How can I count the hidden files in a directory using a shell script?

Question

I have used this code

#!/bin/bash

ls -l
echo -n "Number of simple files : "
ls -l | egrep '^-' | wc -l 
echo -n "Number of directories : "
ls -l | egrep '^d' | wc -l
echo -n "Number of hidden files : "
ls -la | egrep '^.*\.$' | wc -l
echo -n "Number of hidden directories : "
ls -la | egrep '^d.*\.$' | wc -l
echo " End"

While I can understand how the first two egrep work I can't figure out how the last two work. More specific what does this mean '^.*\.$' ? I want a file that starts with . (hidden file) and then how I should shape my regular expression?

Answer 1

You shouldn't be using grep (or ls) for this task at all. See http://mywiki.wooledge.org/ParsingLs for an in-depth discussion of how ls should only ever be used for interactive display to humans.

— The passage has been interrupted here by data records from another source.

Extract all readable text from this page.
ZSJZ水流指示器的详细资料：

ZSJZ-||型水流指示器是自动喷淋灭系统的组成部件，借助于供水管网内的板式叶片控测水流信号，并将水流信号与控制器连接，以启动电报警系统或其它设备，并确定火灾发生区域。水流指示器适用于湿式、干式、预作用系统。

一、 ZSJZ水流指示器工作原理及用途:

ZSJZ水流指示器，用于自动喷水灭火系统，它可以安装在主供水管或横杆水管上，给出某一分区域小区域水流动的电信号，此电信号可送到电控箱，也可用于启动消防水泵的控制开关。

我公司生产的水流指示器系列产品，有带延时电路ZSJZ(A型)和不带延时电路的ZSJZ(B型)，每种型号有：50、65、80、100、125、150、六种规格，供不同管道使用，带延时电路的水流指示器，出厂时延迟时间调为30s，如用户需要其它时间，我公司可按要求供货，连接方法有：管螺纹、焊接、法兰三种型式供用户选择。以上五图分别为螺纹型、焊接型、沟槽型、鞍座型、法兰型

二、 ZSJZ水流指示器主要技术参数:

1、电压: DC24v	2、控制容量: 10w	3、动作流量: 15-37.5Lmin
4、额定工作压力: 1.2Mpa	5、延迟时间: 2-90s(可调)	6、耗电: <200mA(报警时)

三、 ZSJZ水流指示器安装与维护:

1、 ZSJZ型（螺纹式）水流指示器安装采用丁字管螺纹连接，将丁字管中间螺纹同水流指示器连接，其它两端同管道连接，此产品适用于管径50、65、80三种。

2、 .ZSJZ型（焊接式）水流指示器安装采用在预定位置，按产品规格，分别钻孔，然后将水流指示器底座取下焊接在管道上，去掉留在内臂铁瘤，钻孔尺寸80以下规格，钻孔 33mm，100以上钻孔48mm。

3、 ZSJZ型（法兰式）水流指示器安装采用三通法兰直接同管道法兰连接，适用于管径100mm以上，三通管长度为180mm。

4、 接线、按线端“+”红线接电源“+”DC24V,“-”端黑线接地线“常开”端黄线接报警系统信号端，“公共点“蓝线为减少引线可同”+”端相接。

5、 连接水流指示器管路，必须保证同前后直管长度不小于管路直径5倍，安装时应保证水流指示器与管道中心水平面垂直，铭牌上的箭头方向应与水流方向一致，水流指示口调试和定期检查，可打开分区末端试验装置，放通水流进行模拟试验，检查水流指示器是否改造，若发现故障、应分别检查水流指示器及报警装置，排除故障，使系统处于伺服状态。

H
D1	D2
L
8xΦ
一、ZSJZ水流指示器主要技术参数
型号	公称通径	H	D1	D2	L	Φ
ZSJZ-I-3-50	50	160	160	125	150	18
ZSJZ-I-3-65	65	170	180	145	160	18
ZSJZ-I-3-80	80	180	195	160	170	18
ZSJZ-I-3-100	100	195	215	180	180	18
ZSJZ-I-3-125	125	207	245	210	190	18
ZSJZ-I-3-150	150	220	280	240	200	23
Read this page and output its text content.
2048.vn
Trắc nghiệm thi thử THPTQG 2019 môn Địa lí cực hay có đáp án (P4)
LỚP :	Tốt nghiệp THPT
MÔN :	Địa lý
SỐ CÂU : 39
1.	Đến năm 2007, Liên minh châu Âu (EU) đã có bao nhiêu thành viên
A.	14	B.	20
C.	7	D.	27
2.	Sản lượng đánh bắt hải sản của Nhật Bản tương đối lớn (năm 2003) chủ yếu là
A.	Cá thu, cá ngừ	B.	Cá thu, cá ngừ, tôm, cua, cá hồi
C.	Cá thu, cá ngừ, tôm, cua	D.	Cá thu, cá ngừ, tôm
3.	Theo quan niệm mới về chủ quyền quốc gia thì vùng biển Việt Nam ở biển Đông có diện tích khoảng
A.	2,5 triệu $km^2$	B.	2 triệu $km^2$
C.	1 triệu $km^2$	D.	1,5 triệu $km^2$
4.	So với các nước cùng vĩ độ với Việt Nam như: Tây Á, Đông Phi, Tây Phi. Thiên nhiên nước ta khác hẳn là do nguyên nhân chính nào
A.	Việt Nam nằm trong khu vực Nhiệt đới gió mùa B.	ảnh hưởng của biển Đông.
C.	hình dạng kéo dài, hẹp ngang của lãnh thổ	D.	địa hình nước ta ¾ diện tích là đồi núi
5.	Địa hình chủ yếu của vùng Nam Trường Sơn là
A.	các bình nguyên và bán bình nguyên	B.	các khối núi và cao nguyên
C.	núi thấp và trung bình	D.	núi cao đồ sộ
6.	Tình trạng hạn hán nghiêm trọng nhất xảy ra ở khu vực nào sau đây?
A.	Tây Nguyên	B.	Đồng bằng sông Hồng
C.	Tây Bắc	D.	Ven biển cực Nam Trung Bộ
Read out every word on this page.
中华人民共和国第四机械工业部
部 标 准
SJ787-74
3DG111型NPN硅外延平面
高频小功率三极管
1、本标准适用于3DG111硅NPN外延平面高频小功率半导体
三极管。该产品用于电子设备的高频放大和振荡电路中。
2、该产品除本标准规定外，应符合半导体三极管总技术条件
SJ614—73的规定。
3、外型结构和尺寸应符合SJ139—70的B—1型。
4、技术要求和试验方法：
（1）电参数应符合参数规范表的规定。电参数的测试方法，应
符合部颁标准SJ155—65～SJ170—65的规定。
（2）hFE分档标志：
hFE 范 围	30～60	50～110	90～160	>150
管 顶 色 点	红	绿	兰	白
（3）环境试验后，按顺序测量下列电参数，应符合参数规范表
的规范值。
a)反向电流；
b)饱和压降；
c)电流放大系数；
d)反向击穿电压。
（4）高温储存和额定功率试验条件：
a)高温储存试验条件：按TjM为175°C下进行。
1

all_files=( * )            # includes directories
directories=( */ )         # directories only
hidden_files=( .* )        # includes directories
hidden_directories=( .*/ ) # directories only

echo "Number of files: $(( ${#all_files[@]} - ${#all_directories[@]} ))"
echo "Number of directories: ${#directories[@]}"
echo "Number of hidden files: $(( ${#hidden_files[@]} - ${#hidden_directories[@]} ))"
echo "Number of hidden directories: $(( ${#hidden_directories[@]} - 2 ))"

The - 2 in the last calculation is to remove . and .., which will always be present.

Answer 2

The regex doesn't work, because '^.*\.$' matches the dot at the end of the line. Use these commands instead to count hidden files and directories:

ls -ld .* | egrep '^-' | wc -l
ls -ld .* | egrep '^d' | wc -l

Note that egrep '^d' matches . and .. too, so you need subtract 2 from the result:

ls -ld .* | egrep '^d' | wc -l | awk '{print $1 - 2}'

Alternatives:

ls -ld .* | egrep '^d' | tail -n +3 | wc -l
echo $(($(ls -ld .* | egrep '^d' | wc -l) - 2))

Answer 3

last two work incorrect, but

ls -la | egrep '^.*\.$' | wc -l
ls -la | egrep '^d.*\.$' | wc -l

return 2

ls -la | egrep '^.*\.$' 
ls -la | egrep '^d.*\.$' 

return

drwxr-xr-x  7 root root  4096 date time .
drwxr-xr-x 31 root root  4096 date time ..

variant:

secret files:
ls -la | grep '^-' |awk '{print $9}' |egrep '^\.[^\.]' |wc -l
secret dirs:
ls -la | grep '^d' |awk '{print $9}' |egrep '^\.[^\.]' |wc -l

Answer 4

Note that your approach of parsing ls output for this purpose is wrong. See @Dharles Duffy's answer for a better alternative. To answer your question though and explain the regex a little bit:

'^.*\.$' means

^     // From the beginning of the string
.*    // match zero or more of any character
\.    // match one literal full-stop
$     // end of the string

I am not sure what you mean with a "secret" file but if you mean a hidden file, i.e. one that begins with . and then a filename, the way to regex that would be

'^\..*$'

Note that this is not when parsing ls output and is just for a file or directory name and does not discern between the two.

Answer 5

find $THE_DIRECTORY -maxdepth 1 -type f -name '.*' | wc --lines

Should work, you may want to use -L if you want to find symlinks as well.